EXPRESSION OF TYPE-I AND TYPE-IV COLLAGEN GENES IN NORMAL AND IN MODULATED CORNEAL ENDOTHELIAL-CELLS

Abstract

Expression of type I and type IV collagen genes was studied in normal endothelial cells and in modulated endothelial cells (formerly designated as fibroblastic corneal endothelial cells: FCEC). There appear to be distinct collagen phenotypes in these cells; normal cells produce type IV collagen as a major type, while the modulated cells produce predominantly type I collagen. The absence of type I synthesis in normal cells, and absence of type IV collagen in FCEC were confirmed by immunoblot analysis of the accumulated collagen in the cellular and medium layers in cultures of these cells. When collagen mRNAs were translated in a cell-free system, the results indicate that neither type I collagen RNAs in the normal cells, nor type IV collagen RNAs in the modulated cells were translated.

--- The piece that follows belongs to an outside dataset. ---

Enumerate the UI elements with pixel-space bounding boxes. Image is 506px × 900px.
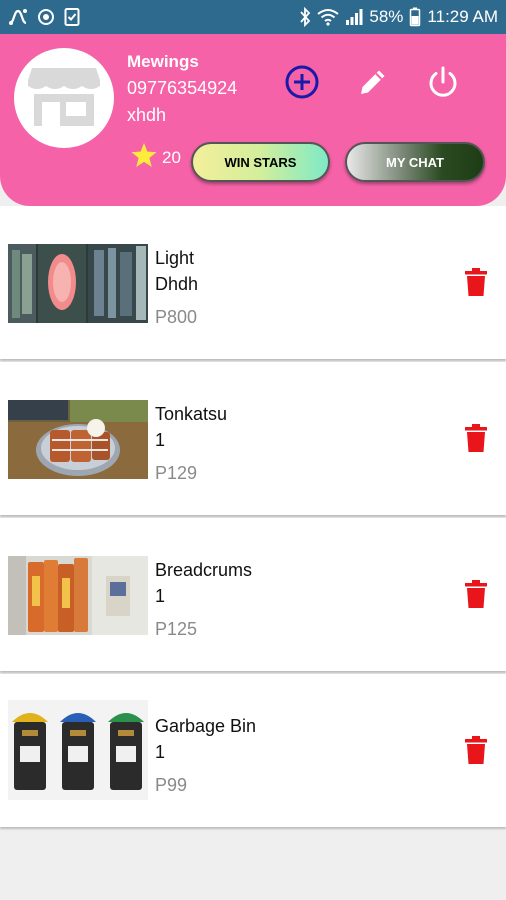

Using cloned cDNA probes, the relative quantities of transcripts of these collagens were determined by slot blot hybridization; normal cells, which synthesize no detectable type I collagen, were found to contain type I collagen RNAs in similar amounts as did the modulated cells, while the levels of type IV RNAs in modulated cells were as high as those in normal cells, in spite of the absence of their translational products. Northern blot analysis demonstrated that there are no distinct differences in the size of type I collagen RNAs in the normal and modulated cells. In contrast, type IV collagen RNA in the modulated cells was much smaller than the normal cells, suggesting that the .alpha.1(IV) RNA is readily degraded. Our data indicate that there is, at least in part, translational control of collagen expression in endothelial cells; the amounts of mRNAs do not correspond to the amounts of the translated proteins. Nevertheless, the mechanisms for the regulation in type I collagen expression may be different from those controlling type IV collagen expression.